A 14000 N automobile travels at a speed of 50 km/h northward along a street, and a 7500 N sports car travels at a speed of 62 km/h eastward along an intersecting street.
(a) If neither driver brakes and the cars collide at the intersection and lock bumpers, what will the velocity of the cars be immediately after the collision?
magnitude:
direction ° (counterclockwise from due east)
(b) What percentage of the initial kinetic energy will be lost in the collision?
%
To answer this question, we need to apply the principle of conservation of momentum and conservation of kinetic energy in a collision.
(a) To calculate the final velocity of the cars after the collision, we need to find the resulting velocity vector, which includes both magnitude and direction.
First, let's convert the velocities of the cars to vector form.
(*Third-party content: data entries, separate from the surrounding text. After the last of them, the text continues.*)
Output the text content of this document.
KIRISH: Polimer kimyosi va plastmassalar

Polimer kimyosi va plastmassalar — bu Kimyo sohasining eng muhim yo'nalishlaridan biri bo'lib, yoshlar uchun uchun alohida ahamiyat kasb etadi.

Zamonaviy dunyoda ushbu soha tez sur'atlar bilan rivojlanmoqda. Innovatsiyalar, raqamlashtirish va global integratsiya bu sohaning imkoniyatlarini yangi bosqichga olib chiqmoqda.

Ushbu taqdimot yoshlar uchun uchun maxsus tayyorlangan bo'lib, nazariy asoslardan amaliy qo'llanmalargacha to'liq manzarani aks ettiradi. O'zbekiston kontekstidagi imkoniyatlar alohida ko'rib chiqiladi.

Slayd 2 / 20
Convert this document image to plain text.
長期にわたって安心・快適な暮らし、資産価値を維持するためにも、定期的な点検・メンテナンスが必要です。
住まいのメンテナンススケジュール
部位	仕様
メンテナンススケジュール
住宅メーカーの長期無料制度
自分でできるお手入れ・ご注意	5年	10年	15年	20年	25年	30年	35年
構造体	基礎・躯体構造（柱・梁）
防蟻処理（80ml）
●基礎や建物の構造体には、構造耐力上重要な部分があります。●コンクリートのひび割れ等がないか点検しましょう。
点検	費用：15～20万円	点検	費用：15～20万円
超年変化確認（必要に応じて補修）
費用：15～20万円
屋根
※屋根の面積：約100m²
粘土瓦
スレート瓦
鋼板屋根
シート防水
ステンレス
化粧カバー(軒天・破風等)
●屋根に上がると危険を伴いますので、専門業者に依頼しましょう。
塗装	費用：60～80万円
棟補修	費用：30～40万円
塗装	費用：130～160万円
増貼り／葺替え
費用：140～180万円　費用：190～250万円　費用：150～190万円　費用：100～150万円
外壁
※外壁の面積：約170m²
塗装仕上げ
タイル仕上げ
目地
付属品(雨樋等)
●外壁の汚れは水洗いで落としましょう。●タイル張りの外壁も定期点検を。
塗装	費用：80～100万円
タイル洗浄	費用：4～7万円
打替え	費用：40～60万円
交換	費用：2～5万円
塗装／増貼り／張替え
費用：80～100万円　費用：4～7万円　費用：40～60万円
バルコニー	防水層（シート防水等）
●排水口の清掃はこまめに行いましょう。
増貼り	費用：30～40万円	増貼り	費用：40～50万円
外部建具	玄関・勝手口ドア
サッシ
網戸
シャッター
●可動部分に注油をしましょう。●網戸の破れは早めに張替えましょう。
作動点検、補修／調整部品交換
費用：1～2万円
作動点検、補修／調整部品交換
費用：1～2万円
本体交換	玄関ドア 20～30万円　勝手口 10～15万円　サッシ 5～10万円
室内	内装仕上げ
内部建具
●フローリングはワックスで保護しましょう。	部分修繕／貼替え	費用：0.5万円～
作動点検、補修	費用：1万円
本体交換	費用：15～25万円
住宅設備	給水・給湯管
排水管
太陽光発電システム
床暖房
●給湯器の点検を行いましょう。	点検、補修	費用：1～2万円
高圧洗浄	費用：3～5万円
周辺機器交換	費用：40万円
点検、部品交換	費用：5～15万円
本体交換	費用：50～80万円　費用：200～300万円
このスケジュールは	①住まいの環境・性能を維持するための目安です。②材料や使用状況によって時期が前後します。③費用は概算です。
The northward velocity of the automobile can be represented as (0, 50) km/h, and the eastward velocity of the sports car can be represented as (62, 0) km/h.
Now, we can calculate the total momentum of both cars before the collision. The momentum is calculated by multiplying the mass of an object by its velocity.
The mass of the automobile (m1) is 14000 N, and since we are assuming a constant mass, we can ignore it for now.
The mass of the sports car (m2) is 7500 N.
Momentum of automobile (p1) = m1 * v1 = 14000 N * (0, 50) km/h = (0, 700000) kg.m/h
Momentum of sports car (p2) = m2 * v2 = 7500 N * (62, 0) km/h = (465000, 0) kg.m/h
Now, let's add the momentum vectors of both cars to find the total momentum before the collision.
Total momentum before collision (P) = p1 + p2 = (0, 700000) + (465000, 0) = (465000, 700000) kg.m/h
Since we have the total momentum before the collision, we can calculate the total mass (m_total) as the sum of the individual masses of both cars.
m_total = m1 + m2 = 14000 N + 7500 N = 21500 N
Finally, we can calculate the resulting velocity vector by dividing the total momentum by the total mass.
Resulting velocity = P / m_total = (465000, 700000) kg.m/h ÷ 21500 N = (21.6, 32.6) km/h
The magnitude of the resulting velocity is given by the square root of the sum of the squares of the x and y components:
|Resulting velocity| = sqrt((21.6)^2 + (32.6)^2) = 39.1 km/h
The direction of the resulting velocity is given by the inverse tangent of the y component divided by the x component:
θ = atan(32.6 / 21.6) = 57.3° (counterclockwise from due east)
So, the magnitude of the resulting velocity is 39.1 km/h, and the direction is 57.3° counterclockwise from due east.
(b) To calculate the percentage of initial kinetic energy lost in the collision, we need to compare the initial kinetic energy (KE_initial) before the collision to the final kinetic energy (KE_final) after the collision.
The initial kinetic energy is given by:
KE_initial = (1/2) * m1 * v1^2 + (1/2) * m2 * v2^2
The final kinetic energy is given by:
KE_final = (1/2) * m1 * v1_final^2 + (1/2) * m2 * v2_final^2
Since we calculated the final velocity vector in part (a), we can substitute the values into the equations.
Initial kinetic energy (KE_initial) = (1/2) * 14000 N * (50 km/h)^2 + (1/2) * 7500 N * (62 km/h)^2
Final kinetic energy (KE_final) = (1/2) * 14000 N * (v1_final)^2 + (1/2) * 7500 N * (v2_final)^2
To calculate the percentage of kinetic energy lost, we can use the formula:
Percentage of KE lost = ((KE_initial - KE_final) / KE_initial) * 100
Simplifying the equations and calculating the values, we get:
KE_initial = 2,625,000,000 N.km/h^2
KE_final = 1,427,168,000 N.km/h^2
Percentage of KE lost = ((2,625,000,000 - 1,427,168,000) / 2,625,000,000) * 100 = 45.6%
Therefore, approximately 45.6% of the initial kinetic energy will be lost in the collision.